La curva è in discesa. Nel 2015 9 capoluoghi su 12 erano da bollino rosso con valori medi record: Pavia 114, Milano 101, Cremona 92, Lodi 90. Solo Varese (41), Sondrio (35) e Lecco (32) riuscivano a contenere lo sforamento con valori da fascia arancione. Negli anni successivi è stata una serie di alti e bassi: Sondrio nel 2018 è stata la prima a riuscire a stare sotto la media di 20 microgrammi al metro cubo e l’unica, ad eccezione del 2022, a rimanere costantemente entro i limiti. Lecco e Varese ci sono riuscite nel 2019 e nel 2021. Per le altre città si sono alternate annate da bollino rosso ad altre con sforamenti più contenuti. Neppure nel 2020, col lockdown totale di marzo e la riduzione dei veicoli autorizzati a circolare, lo scenario è cambiato: tutti i capoluoghi (tranne Sondrio) hanno superato la media annuale.

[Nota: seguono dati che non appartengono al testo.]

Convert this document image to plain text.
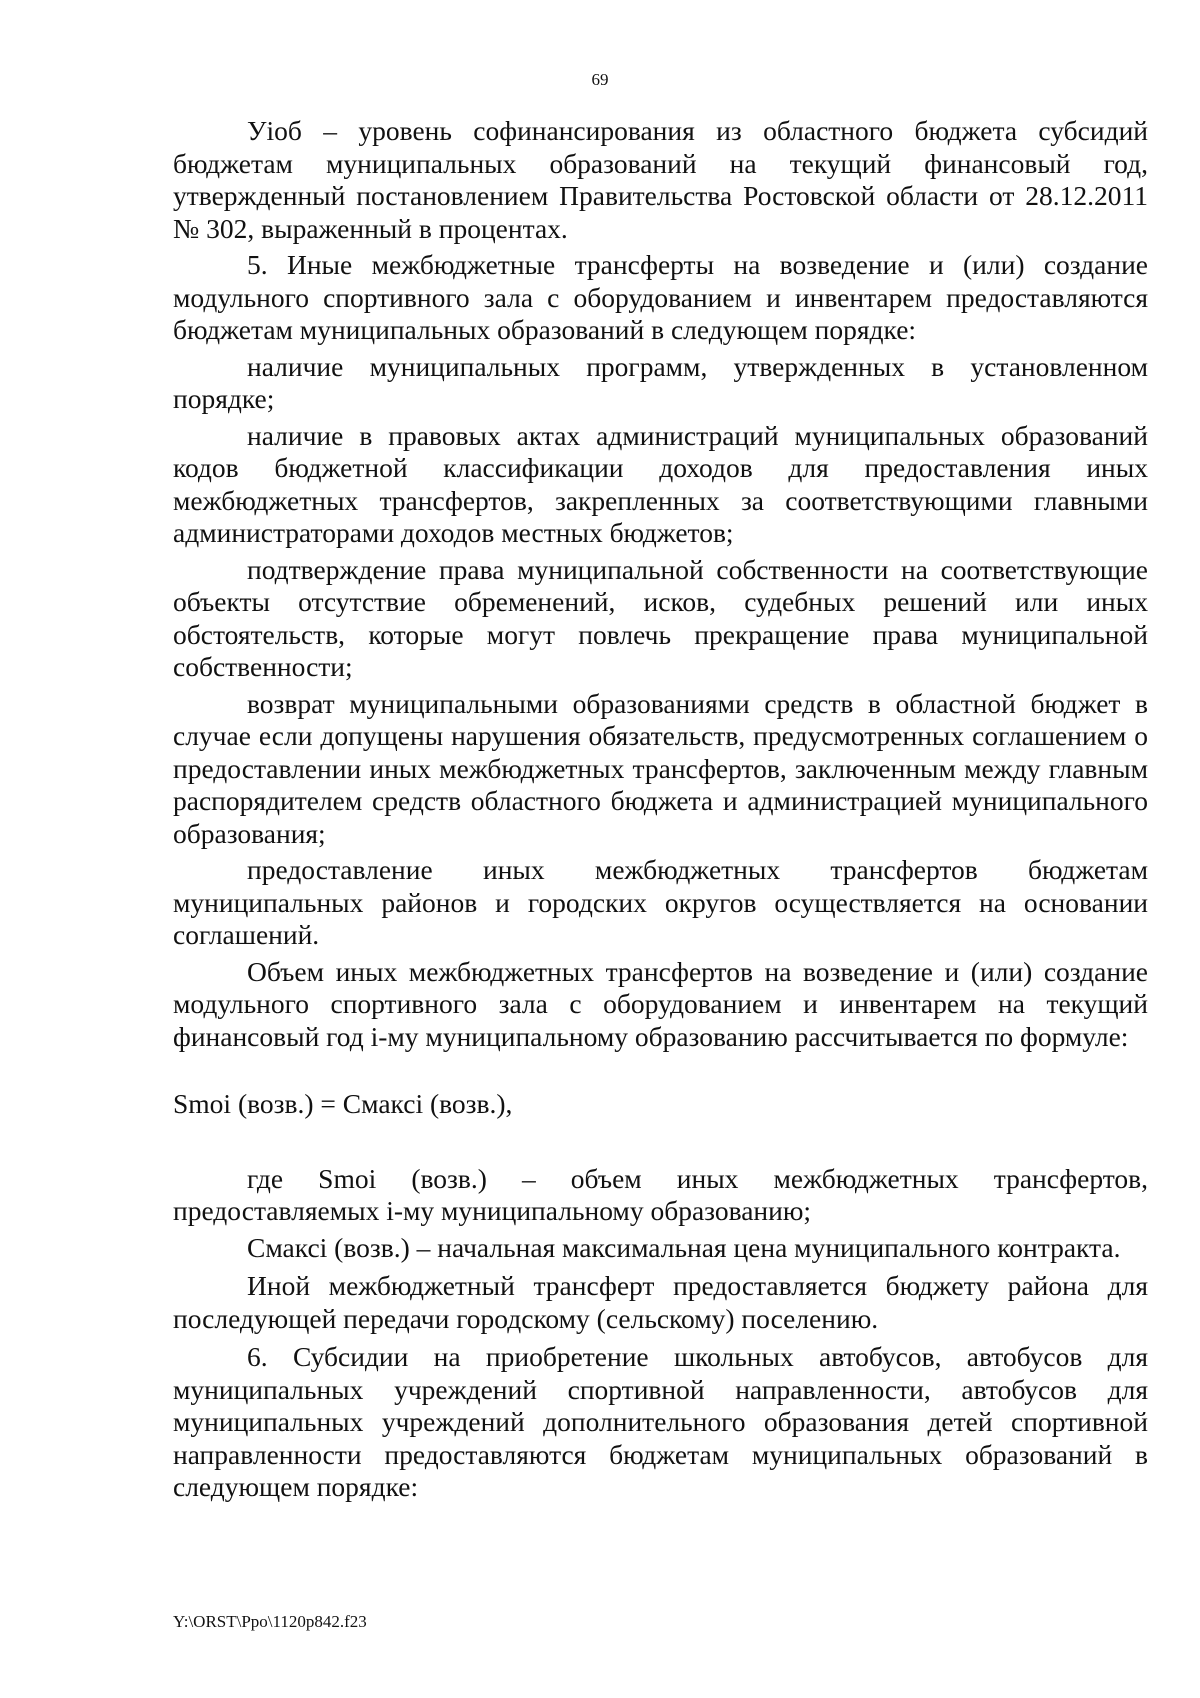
69

Уiоб – уровень софинансирования из областного бюджета субсидий бюджетам муниципальных образований на текущий финансовый год, утвержденный постановлением Правительства Ростовской области от 28.12.2011 № 302, выраженный в процентах.

5. Иные межбюджетные трансферты на возведение и (или) создание модульного спортивного зала с оборудованием и инвентарем предоставляются бюджетам муниципальных образований в следующем порядке:

наличие муниципальных программ, утвержденных в установленном порядке;

наличие в правовых актах администраций муниципальных образований кодов бюджетной классификации доходов для предоставления иных межбюджетных трансфертов, закрепленных за соответствующими главными администраторами доходов местных бюджетов;

подтверждение права муниципальной собственности на соответствующие объекты отсутствие обременений, исков, судебных решений или иных обстоятельств, которые могут повлечь прекращение права муниципальной собственности;

возврат муниципальными образованиями средств в областной бюджет в случае если допущены нарушения обязательств, предусмотренных соглашением о предоставлении иных межбюджетных трансфертов, заключенным между главным распорядителем средств областного бюджета и администрацией муниципального образования;

предоставление иных межбюджетных трансфертов бюджетам муниципальных районов и городских округов осуществляется на основании соглашений.

Объем иных межбюджетных трансфертов на возведение и (или) создание модульного спортивного зала с оборудованием и инвентарем на текущий финансовый год i-му муниципальному образованию рассчитывается по формуле:

Smoi (возв.) = Смаксi (возв.),

где Smoi (возв.) – объем иных межбюджетных трансфертов, предоставляемых i-му муниципальному образованию;

Смаксi (возв.) – начальная максимальная цена муниципального контракта.

Иной межбюджетный трансферт предоставляется бюджету района для последующей передачи городскому (сельскому) поселению.

6. Субсидии на приобретение школьных автобусов, автобусов для муниципальных учреждений спортивной направленности, автобусов для муниципальных учреждений дополнительного образования детей спортивной направленности предоставляются бюджетам муниципальных образований в следующем порядке:

Y:\ORST\Ppo\1120p842.f23
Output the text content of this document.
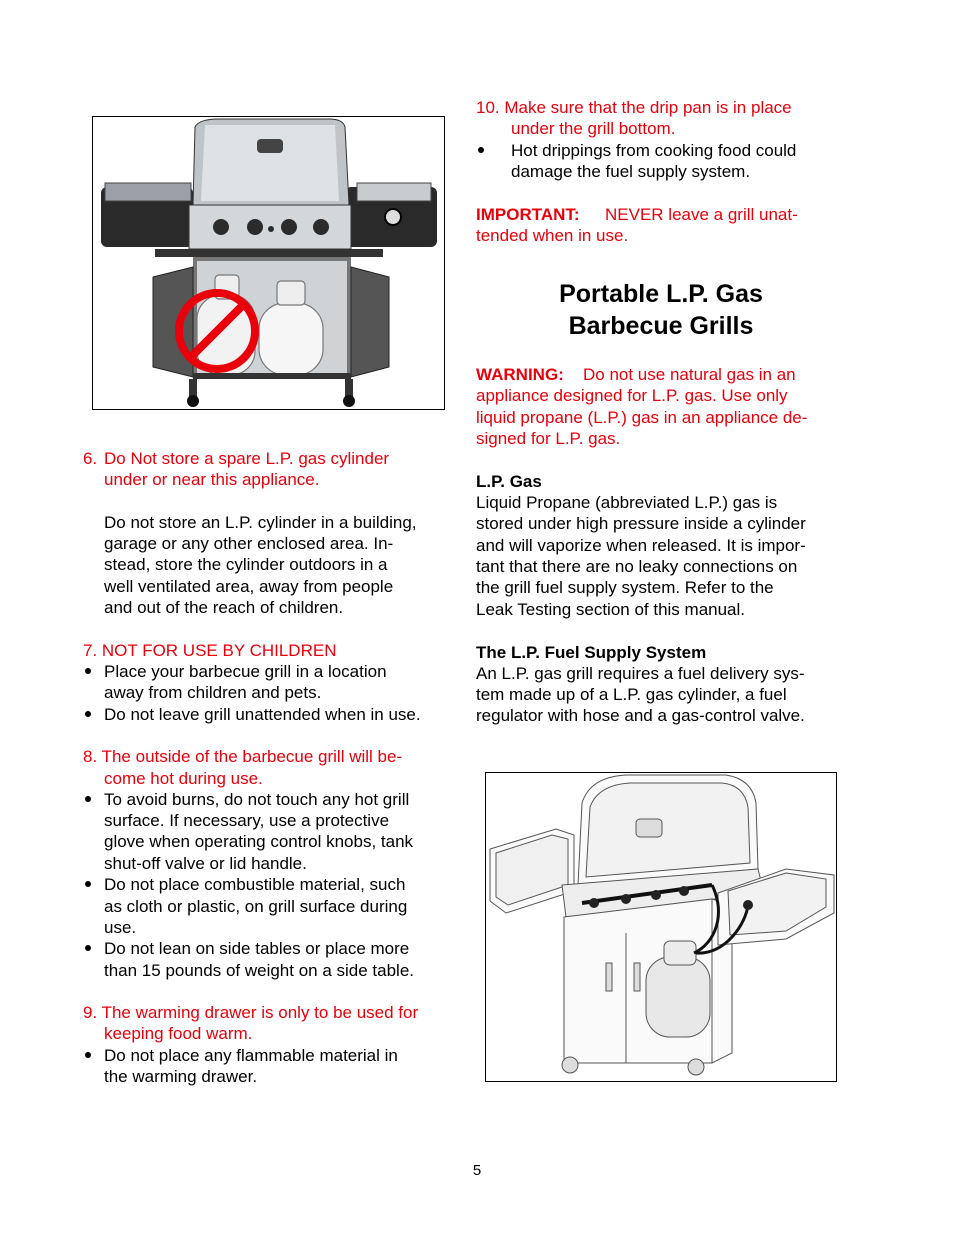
6. Do Not store a spare L.P. gas cylinder
under or near this appliance.
Do not store an L.P. cylinder in a building,
garage or any other enclosed area. In-
stead, store the cylinder outdoors in a
well ventilated area, away from people
and out of the reach of children.
7. NOT FOR USE BY CHILDREN
Place your barbecue grill in a location
away from children and pets.
Do not leave grill unattended when in use.
8. The outside of the barbecue grill will be-
come hot during use.
To avoid burns, do not touch any hot grill
surface. If necessary, use a protective
glove when operating control knobs, tank
shut-off valve or lid handle.
Do not place combustible material, such
as cloth or plastic, on grill surface during
use.
Do not lean on side tables or place more
than 15 pounds of weight on a side table.
9. The warming drawer is only to be used for
keeping food warm.
Do not place any flammable material in
the warming drawer.
10. Make sure that the drip pan is in place
under the grill bottom.
Hot drippings from cooking food could
damage the fuel supply system.
IMPORTANT: NEVER leave a grill unat-
tended when in use.
Portable L.P. Gas
Barbecue Grills
WARNING: Do not use natural gas in an
appliance designed for L.P. gas. Use only
liquid propane (L.P.) gas in an appliance de-
signed for L.P. gas.
L.P. Gas
Liquid Propane (abbreviated L.P.) gas is
stored under high pressure inside a cylinder
and will vaporize when released. It is impor-
tant that there are no leaky connections on
the grill fuel supply system. Refer to the
Leak Testing section of this manual.
The L.P. Fuel Supply System
An L.P. gas grill requires a fuel delivery sys-
tem made up of a L.P. gas cylinder, a fuel
regulator with hose and a gas-control valve.
5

Un dato che ha riportato l’attenzione sulla forte incidenza degli impianti di riscaldamento nell’aumento delle emissioni di Pm10 nell’aria.

In Lombardia gli edifici meno inquinanti (classe energetica A) sono 543.341. Ancora una piccola parte guardando alle percentuali sul totale del patrimonio immobiliare. Monza è la provincia dove il mattone è più green: uno su quattro (23,8%) ha la massima certificazione energetica. Seguono Cremona (18,1%) Bergamo (15,65%), Brescia (14,4) e Como (13,45%) nell’ultima posizione delle prime cinque province con più edifici a basso impatto ambientale. Sondrio (11,6%) e Milano (11,5%) quasi a parimerito e Lecco (10,65%) chiudono il quadro dei territori a doppia cifra. Mantova (6,6%), Pavia (6,95%) e Varese (7,7%) sono invece le tre province con meno immobili in classe A.